A letra de Yoko nunca mais parou de ribombar na minha cabeça: "IrmĂŁs, nĂŁo culpem demais o meu homem/ (...) ele foi ensinado pela mĂŁe a nunca confiar em garotas/ ele foi ensinado pelo pai a nunca derramar lĂĄgrimas" - imagine entĂŁo se ele resolver ter a ousadia de dar um selinho na boca de um amigo do mesmo sexo! - "ele vĂȘ garotas caçando superastros/ enquanto o homem delas bebe no bar".

O refrĂŁo da "bruxa" Ă© ainda mais desconcertante, e aparentemente comodista (maternalista?) - mas quase dĂĄ para ouvir uma mulher cantĂĄ-lo para o marido ou namorado, uma mĂŁe cantĂĄ-lo para o filho, uma amiga cantĂĄ-lo para um amigo: "Eu quero que meu homem descanse esta noite/ para que ele consiga encarar o mundo amanhĂŁ".

Quanto mais repito mentalmente todos esses versos de Yoko, mais me convenço de que se trata de uma crítica sutil de uma mulher às mulheres, mas também de uma mulher aos homens. Qual é afinal a delícia masculina de ser esta montanha de fragilidades disfarçada atrås da fortaleza rígida de um iceberg? E o que fazemos, mulheres e homens, quando um rapaz tenta se fragilizar chamando mulheres de flores ou dando um beijo na boca de um amigo?

Não sei se a "Trepadeira" de Emicida chega tão fundo quanto a estocada de Yoko. Mas a reação fóbica que a canção do rapper (negro) estå suscitando me leva diretamente à conclusão gentil e cruel de "I Want My Love to Rest Tonight": "Se todos nós soubéssemos que ninguém deveria ser humilhado/ mas que a sociedade deve ser humilhada/ nós poderíamos ficar juntos outra vez/ e dirigir nossas energias a transformar o mundo./ Nós todos somos parceiros cegos e paralisados/ frustrados por não sermos o presidente dos Estados Unidos./ Nós não sabemos lidar com nós mesmos/ nem amar nossos parceiros por serem eles mesmos".
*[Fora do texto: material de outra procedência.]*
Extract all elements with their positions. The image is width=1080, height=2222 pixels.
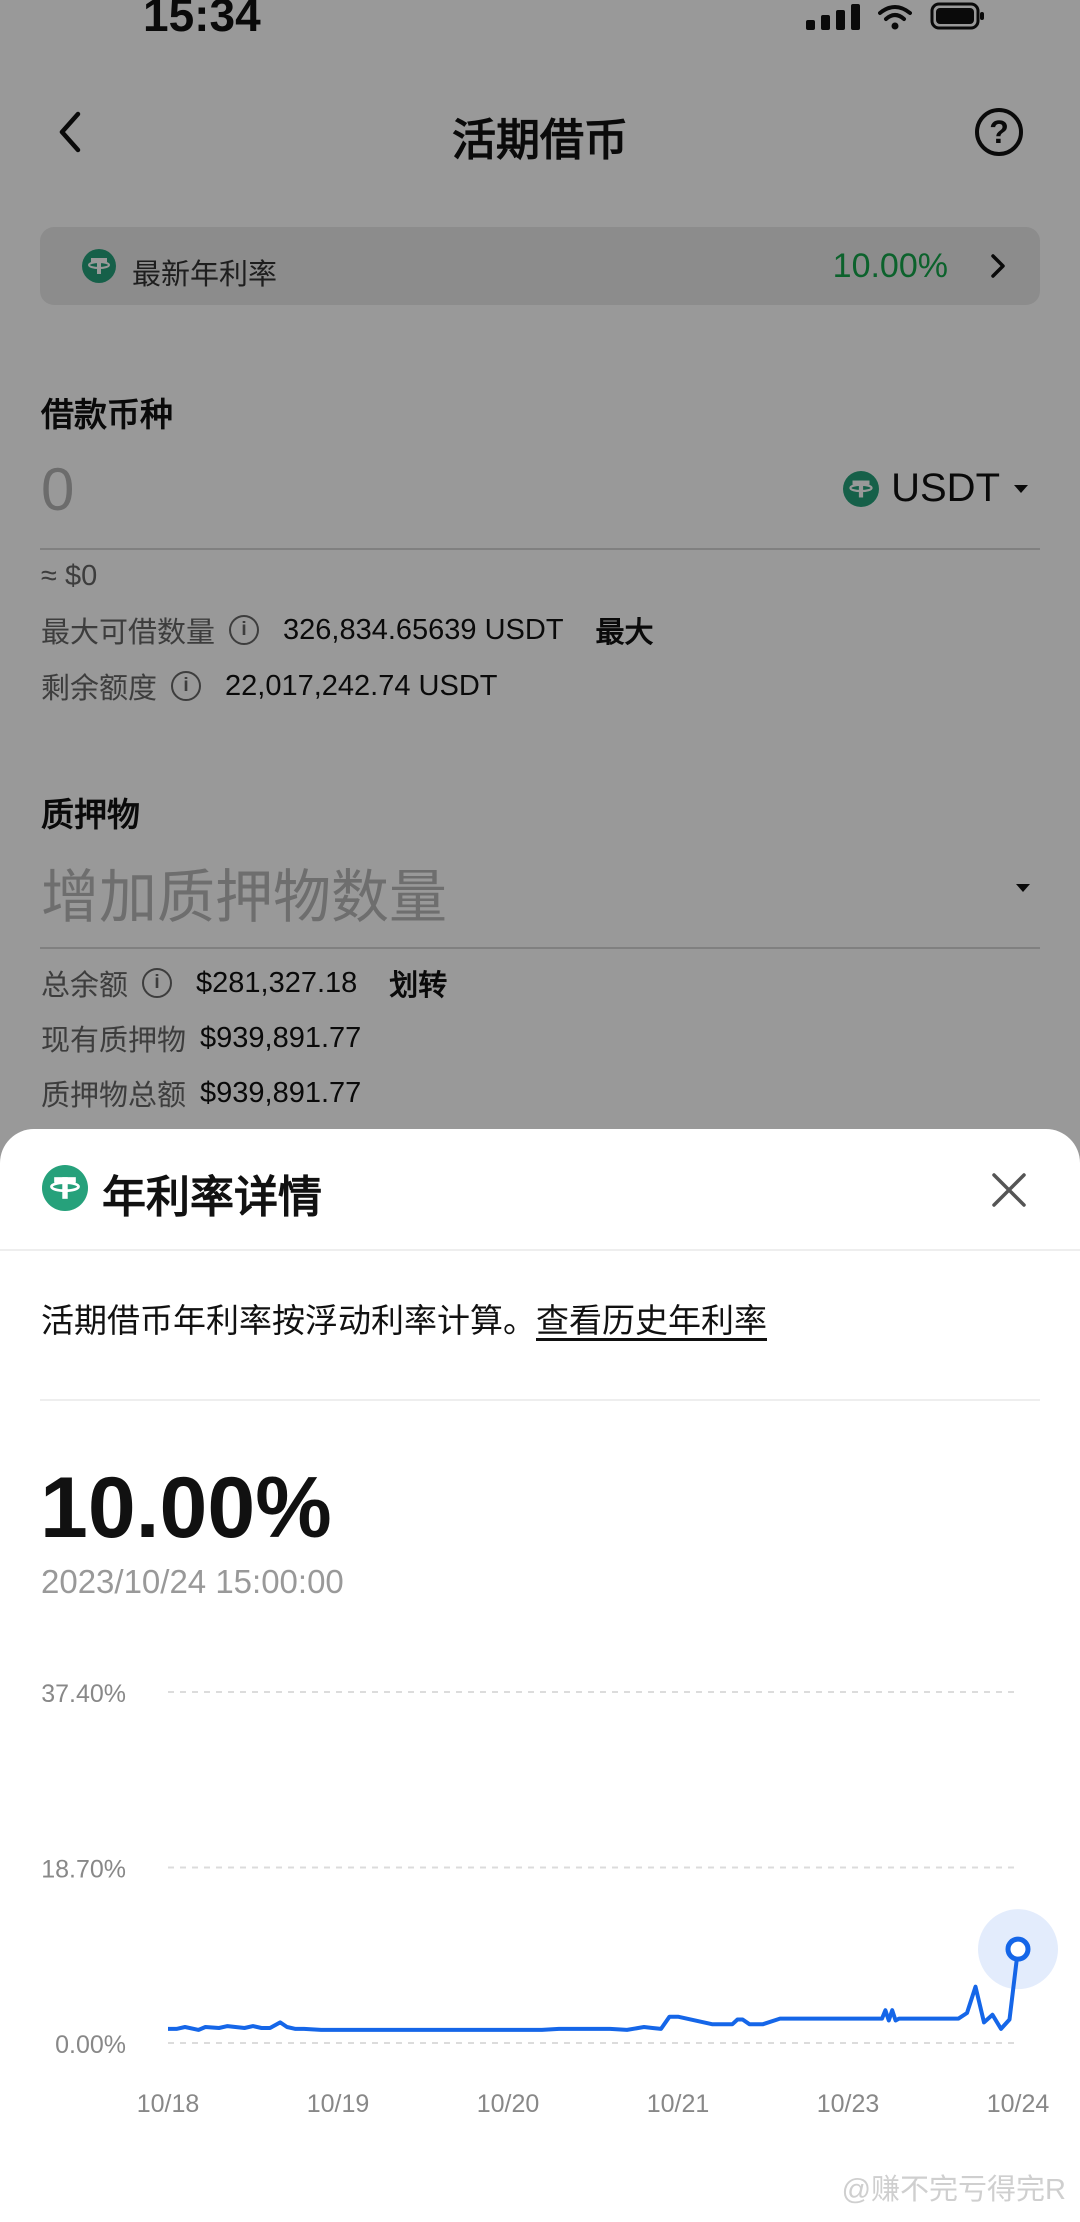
- x-tick-label: 10/20: [477, 2090, 540, 2118]
- y-tick-label: 37.40%: [41, 1680, 126, 1708]
- x-tick-label: 10/19: [307, 2090, 370, 2118]
- y-tick-label: 0.00%: [55, 2031, 126, 2059]
- watermark: @赚不完亏得完R: [841, 2174, 1066, 2206]
- x-tick-label: 10/23: [817, 2090, 880, 2118]
- rate-series-line: [168, 1948, 1020, 2032]
- x-tick-label: 10/18: [137, 2090, 200, 2118]
- y-tick-label: 18.70%: [41, 1856, 126, 1884]
- x-tick-label: 10/24: [987, 2090, 1050, 2118]
- rate-history-chart[interactable]: 37.40% 18.70% 0.00% 10/18 10/19 10/20 10/21 10/…: [0, 1129, 1080, 2222]
- current-point-marker: [1005, 1936, 1031, 1962]
- x-tick-label: 10/21: [647, 2090, 710, 2118]
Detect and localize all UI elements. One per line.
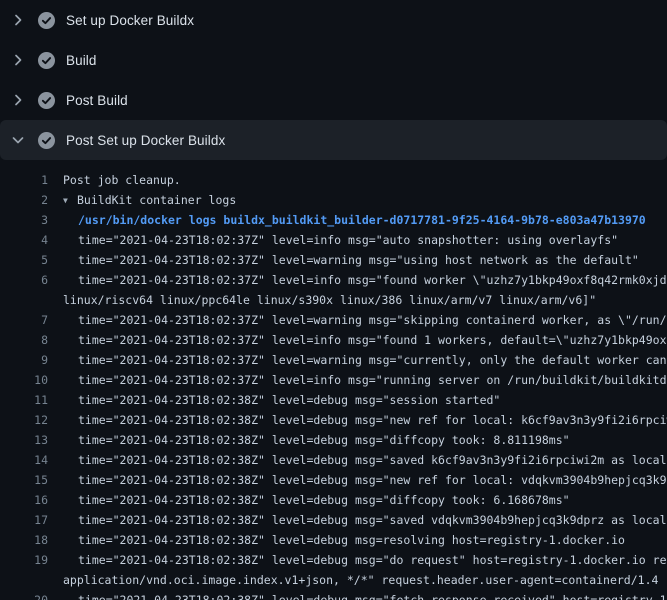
- log-line: 9time="2021-04-23T18:02:37Z" level=warni…: [0, 350, 667, 370]
- line-number[interactable]: 18: [0, 530, 48, 550]
- chevron-right-icon: [10, 12, 26, 28]
- log-line: 14time="2021-04-23T18:02:38Z" level=debu…: [0, 450, 667, 470]
- log-text: time="2021-04-23T18:02:38Z" level=debug …: [48, 430, 570, 450]
- line-number[interactable]: 6: [0, 270, 48, 290]
- log-line-wrap: linux/riscv64 linux/ppc64le linux/s390x …: [0, 290, 667, 310]
- log-line: 19time="2021-04-23T18:02:38Z" level=debu…: [0, 550, 667, 570]
- line-number[interactable]: 10: [0, 370, 48, 390]
- step-row[interactable]: Post Set up Docker Buildx: [0, 120, 667, 160]
- log-line: 20time="2021-04-23T18:02:38Z" level=debu…: [0, 590, 667, 600]
- line-number[interactable]: 15: [0, 470, 48, 490]
- step-label: Set up Docker Buildx: [66, 13, 194, 28]
- steps-list: Set up Docker Buildx Build Post Build Post …: [0, 0, 667, 160]
- log-text: time="2021-04-23T18:02:37Z" level=info m…: [48, 330, 667, 350]
- log-text: time="2021-04-23T18:02:38Z" level=debug …: [48, 470, 667, 490]
- step-label: Build: [66, 53, 97, 68]
- log-line: 1Post job cleanup.: [0, 170, 667, 190]
- step-row[interactable]: Build: [0, 40, 667, 80]
- log-text: time="2021-04-23T18:02:38Z" level=debug …: [48, 590, 667, 600]
- line-number[interactable]: 1: [0, 170, 48, 190]
- log-line: 5time="2021-04-23T18:02:37Z" level=warni…: [0, 250, 667, 270]
- check-circle-icon: [38, 12, 55, 29]
- step-label: Post Build: [66, 93, 128, 108]
- log-text: time="2021-04-23T18:02:38Z" level=debug …: [48, 390, 500, 410]
- log-line: 4time="2021-04-23T18:02:37Z" level=info …: [0, 230, 667, 250]
- log-group-title: BuildKit container logs: [77, 193, 236, 207]
- log-text: linux/riscv64 linux/ppc64le linux/s390x …: [48, 290, 596, 310]
- log-line: 13time="2021-04-23T18:02:38Z" level=debu…: [0, 430, 667, 450]
- log-text: time="2021-04-23T18:02:38Z" level=debug …: [48, 510, 667, 530]
- chevron-right-icon: [10, 52, 26, 68]
- chevron-right-icon: [10, 92, 26, 108]
- step-row[interactable]: Set up Docker Buildx: [0, 0, 667, 40]
- line-number[interactable]: 17: [0, 510, 48, 530]
- check-circle-icon: [38, 92, 55, 109]
- log-text: time="2021-04-23T18:02:37Z" level=warnin…: [48, 250, 639, 270]
- line-number[interactable]: 20: [0, 590, 48, 600]
- log-line: 3/usr/bin/docker logs buildx_buildkit_bu…: [0, 210, 667, 230]
- log-text: time="2021-04-23T18:02:37Z" level=info m…: [48, 230, 618, 250]
- log-text: time="2021-04-23T18:02:38Z" level=debug …: [48, 490, 570, 510]
- log-command-text: /usr/bin/docker logs buildx_buildkit_bui…: [48, 210, 646, 230]
- line-number[interactable]: 13: [0, 430, 48, 450]
- log-line: 18time="2021-04-23T18:02:38Z" level=debu…: [0, 530, 667, 550]
- log-line: 17time="2021-04-23T18:02:38Z" level=debu…: [0, 510, 667, 530]
- check-circle-icon: [38, 52, 55, 69]
- line-number[interactable]: 5: [0, 250, 48, 270]
- line-number[interactable]: 12: [0, 410, 48, 430]
- line-number[interactable]: 14: [0, 450, 48, 470]
- line-number[interactable]: 8: [0, 330, 48, 350]
- log-text: time="2021-04-23T18:02:37Z" level=warnin…: [48, 310, 667, 330]
- log-line-wrap: application/vnd.oci.image.index.v1+json,…: [0, 570, 667, 590]
- log-text: time="2021-04-23T18:02:38Z" level=debug …: [48, 410, 667, 430]
- log-group-header[interactable]: ▼BuildKit container logs: [48, 190, 236, 210]
- line-number: [0, 290, 48, 310]
- check-circle-icon: [38, 132, 55, 149]
- log-text: time="2021-04-23T18:02:37Z" level=info m…: [48, 270, 667, 290]
- group-collapse-toggle-icon[interactable]: ▼: [63, 191, 77, 210]
- log-line: 7time="2021-04-23T18:02:37Z" level=warni…: [0, 310, 667, 330]
- log-line: 15time="2021-04-23T18:02:38Z" level=debu…: [0, 470, 667, 490]
- log-container: 1Post job cleanup.2▼BuildKit container l…: [0, 160, 667, 600]
- log-text: time="2021-04-23T18:02:38Z" level=debug …: [48, 530, 625, 550]
- line-number[interactable]: 9: [0, 350, 48, 370]
- log-text: time="2021-04-23T18:02:37Z" level=info m…: [48, 370, 667, 390]
- line-number[interactable]: 3: [0, 210, 48, 230]
- log-text: application/vnd.oci.image.index.v1+json,…: [48, 570, 658, 590]
- log-line: 10time="2021-04-23T18:02:37Z" level=info…: [0, 370, 667, 390]
- log-line: 12time="2021-04-23T18:02:38Z" level=debu…: [0, 410, 667, 430]
- log-text: time="2021-04-23T18:02:37Z" level=warnin…: [48, 350, 667, 370]
- line-number[interactable]: 7: [0, 310, 48, 330]
- line-number[interactable]: 4: [0, 230, 48, 250]
- step-label: Post Set up Docker Buildx: [66, 133, 225, 148]
- step-row[interactable]: Post Build: [0, 80, 667, 120]
- log-text: time="2021-04-23T18:02:38Z" level=debug …: [48, 450, 667, 470]
- line-number[interactable]: 2: [0, 190, 48, 210]
- line-number: [0, 570, 48, 590]
- log-line: 11time="2021-04-23T18:02:38Z" level=debu…: [0, 390, 667, 410]
- log-line: 16time="2021-04-23T18:02:38Z" level=debu…: [0, 490, 667, 510]
- workflow-log-viewer: Set up Docker Buildx Build Post Build Post …: [0, 0, 667, 600]
- line-number[interactable]: 11: [0, 390, 48, 410]
- chevron-down-icon: [10, 132, 26, 148]
- line-number[interactable]: 19: [0, 550, 48, 570]
- log-line: 8time="2021-04-23T18:02:37Z" level=info …: [0, 330, 667, 350]
- log-text: time="2021-04-23T18:02:38Z" level=debug …: [48, 550, 667, 570]
- log-line: 6time="2021-04-23T18:02:37Z" level=info …: [0, 270, 667, 290]
- log-text: Post job cleanup.: [48, 170, 181, 190]
- log-line: 2▼BuildKit container logs: [0, 190, 667, 210]
- line-number[interactable]: 16: [0, 490, 48, 510]
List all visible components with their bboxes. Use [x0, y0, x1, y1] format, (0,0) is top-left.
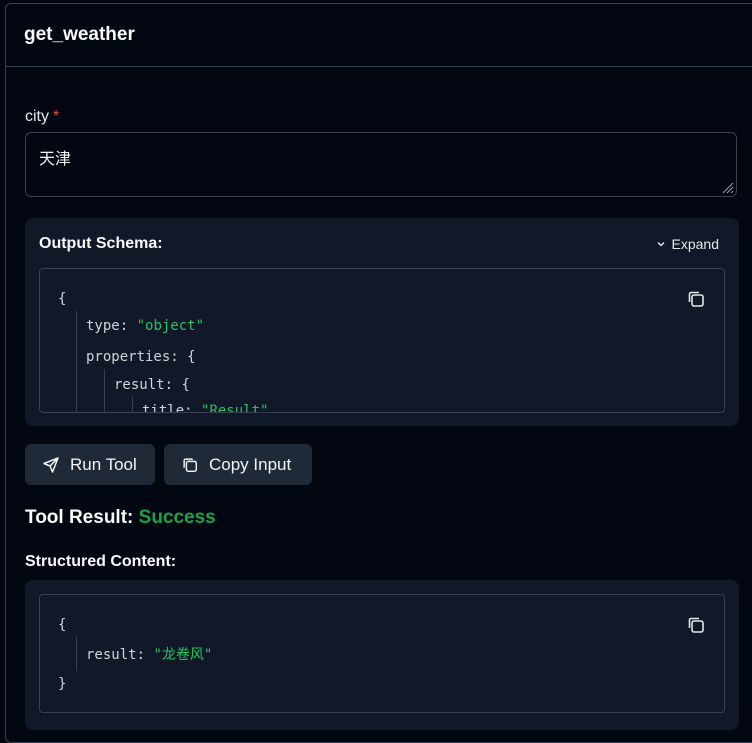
city-label-text: city [25, 108, 49, 125]
code-line: } [58, 676, 67, 692]
code-line: { [58, 291, 67, 307]
city-label: city * [25, 108, 59, 126]
copy-icon[interactable] [686, 289, 706, 309]
copy-input-button[interactable]: Copy Input [164, 444, 312, 485]
chevron-down-icon [657, 242, 665, 247]
copy-icon [183, 457, 198, 472]
code-line: title: "Result" [142, 403, 269, 413]
code-line: result: "龙卷风" [86, 647, 213, 663]
code-line: properties: { [86, 349, 196, 365]
send-icon [43, 456, 59, 473]
code-line: result: { [114, 377, 190, 393]
structured-content-label: Structured Content: [25, 553, 177, 570]
schema-code-block: { type: "object" properties: { result: {… [39, 268, 725, 413]
output-schema-card: Output Schema: Expand { type: "object" p… [25, 218, 739, 426]
run-tool-button[interactable]: Run Tool [25, 444, 155, 485]
required-mark: * [53, 108, 60, 125]
result-code-block: { result: "龙卷风" } [39, 594, 725, 713]
city-input-value: 天津 [39, 149, 72, 168]
code-line: type: "object" [86, 318, 205, 334]
indent-guide [76, 637, 77, 671]
tool-panel: get_weather city * 天津 Output Schema: Expa… [5, 3, 752, 743]
expand-label: Expand [671, 236, 719, 252]
structured-content-card: { result: "龙卷风" } [25, 580, 739, 730]
expand-button[interactable]: Expand [656, 236, 719, 252]
tool-result-label: Tool Result: [25, 507, 134, 528]
indent-guide [76, 311, 77, 412]
resize-handle-icon[interactable] [720, 180, 734, 194]
indent-guide [104, 369, 105, 412]
city-input[interactable]: 天津 [25, 132, 737, 197]
status-badge: Success [138, 507, 216, 528]
copy-input-label: Copy Input [209, 454, 292, 474]
panel-header: get_weather [6, 4, 752, 67]
run-tool-label: Run Tool [70, 454, 137, 474]
copy-icon[interactable] [686, 615, 706, 635]
code-line: { [58, 617, 67, 633]
tool-result-heading: Tool Result: Success [25, 507, 216, 529]
indent-guide [132, 397, 133, 412]
output-schema-title: Output Schema: [39, 235, 163, 252]
tool-title: get_weather [24, 24, 135, 45]
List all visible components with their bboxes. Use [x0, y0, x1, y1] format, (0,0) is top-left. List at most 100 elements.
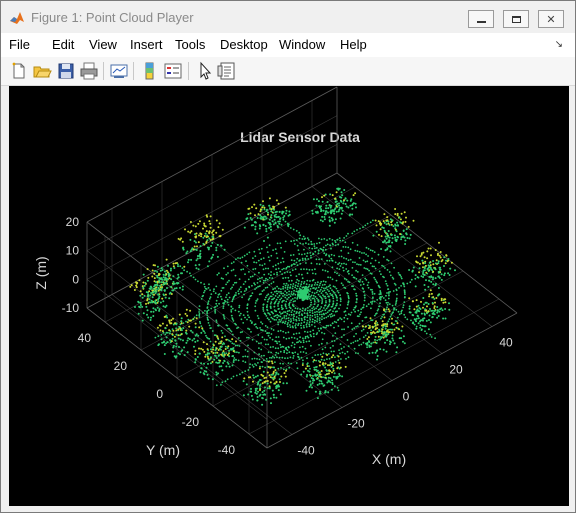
point	[326, 243, 329, 246]
point	[359, 284, 362, 286]
point	[273, 302, 276, 305]
point	[334, 244, 337, 247]
point	[358, 251, 361, 253]
dock-arrow-icon[interactable]: ↘	[555, 39, 563, 50]
print-icon[interactable]	[79, 61, 99, 81]
menu-file[interactable]: File	[9, 37, 30, 52]
point	[336, 367, 339, 370]
point	[438, 276, 441, 279]
menu-help[interactable]: Help	[340, 37, 367, 52]
property-inspector-icon[interactable]	[217, 61, 237, 81]
point	[279, 320, 282, 323]
point-cloud-chart[interactable]: Lidar Sensor Data -40-200204040200-20-40…	[9, 86, 569, 506]
point	[281, 312, 284, 315]
point	[340, 347, 343, 350]
point	[306, 279, 309, 282]
point	[253, 273, 256, 276]
point	[327, 315, 330, 318]
point	[250, 331, 252, 333]
pointer-icon[interactable]	[195, 61, 215, 81]
point	[302, 370, 305, 373]
point	[282, 362, 284, 365]
point	[429, 266, 432, 269]
point	[272, 393, 275, 396]
point	[286, 271, 289, 273]
menu-edit[interactable]: Edit	[52, 37, 74, 52]
point	[190, 248, 193, 251]
menu-view[interactable]: View	[89, 37, 117, 52]
point	[333, 372, 336, 375]
point	[409, 281, 412, 284]
point	[146, 268, 149, 271]
point	[198, 263, 201, 266]
point	[276, 356, 278, 359]
close-button[interactable]: ✕	[538, 10, 564, 28]
point	[408, 269, 411, 271]
point	[168, 297, 171, 300]
point	[249, 212, 252, 215]
point	[226, 265, 229, 268]
plot-area[interactable]: Lidar Sensor Data -40 -20 0 20 40 40 20 0 -20 -40…	[9, 86, 569, 506]
point	[330, 324, 332, 327]
point	[319, 361, 322, 363]
point	[326, 270, 329, 273]
point	[181, 285, 184, 288]
point	[266, 236, 269, 239]
point	[312, 379, 315, 382]
link-plot-icon[interactable]	[109, 61, 129, 81]
insert-colorbar-icon[interactable]	[140, 61, 160, 81]
point	[385, 350, 388, 353]
point	[319, 206, 321, 209]
point	[316, 320, 318, 323]
insert-legend-icon[interactable]	[163, 61, 183, 81]
point	[292, 317, 295, 320]
menu-desktop[interactable]: Desktop	[220, 37, 268, 52]
point	[304, 330, 306, 333]
point	[198, 253, 201, 256]
point	[282, 260, 285, 263]
point	[412, 321, 414, 324]
point	[302, 307, 304, 310]
point	[344, 197, 347, 200]
point	[278, 307, 280, 310]
point	[228, 352, 230, 355]
point	[192, 224, 195, 227]
point	[381, 324, 383, 327]
point	[438, 293, 441, 296]
point	[238, 306, 241, 309]
point	[292, 305, 295, 308]
point	[190, 258, 193, 261]
menu-window[interactable]: Window	[279, 37, 325, 52]
point	[290, 240, 293, 243]
point	[444, 317, 447, 320]
point	[329, 193, 332, 196]
point	[343, 328, 345, 331]
point	[361, 325, 364, 328]
point	[329, 284, 331, 287]
point	[267, 360, 270, 363]
point	[420, 329, 423, 331]
point	[181, 288, 184, 291]
maximize-button[interactable]	[503, 10, 529, 28]
save-icon[interactable]	[56, 61, 76, 81]
new-figure-icon[interactable]	[9, 61, 29, 81]
point	[177, 352, 180, 355]
point	[312, 272, 314, 275]
point	[288, 337, 290, 340]
open-file-icon[interactable]	[32, 61, 52, 81]
point	[406, 282, 409, 285]
point	[239, 312, 242, 315]
menu-insert[interactable]: Insert	[130, 37, 163, 52]
point	[151, 275, 154, 278]
point	[170, 319, 173, 322]
minimize-button[interactable]	[468, 10, 494, 28]
point	[396, 316, 399, 319]
point	[263, 273, 266, 276]
point	[203, 235, 206, 237]
point	[212, 346, 214, 349]
point	[196, 255, 199, 257]
point	[290, 336, 293, 339]
point	[313, 359, 316, 362]
point	[443, 265, 445, 267]
menu-tools[interactable]: Tools	[175, 37, 205, 52]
Sei lĂĄ, entende? O que serĂĄ que estou tentando dizer quando promovo um mashup maluco entre as mulheres-plantas de Emicida e os meninos-homens de Yoko? Talvez queira lhe pedir que nĂŁo jogue o poderoso e talentoso rapper na lata de lixo com a misoginia dele, e que nem condene o(a)s racistas ao inferno com o racismo deles (nosso). Em que serĂĄ que transformarĂ­amos nossos "inimigos" se, em vez de tentar isolĂĄ-los (por vezes linchĂĄ-los), tentĂĄssemos simplesmente trazĂȘ-los para perto de nĂłs?

P.S.: Se der, por favor, ouça depois disso tudo a sensacional faixa de encerramento de O Glorioso Retorno de Quem Nunca Esteve Aqui , "Ubuntu Fristaili". Trata de liberdade religiosa (entre outras), e tem o auxílio vocal maravilhoso d(e uns marmanjos e d)as magnólias Fabiana Cozza, Juçara Marçal, Tulipa Ruiz e Elisa Lucinda. De arrepiar.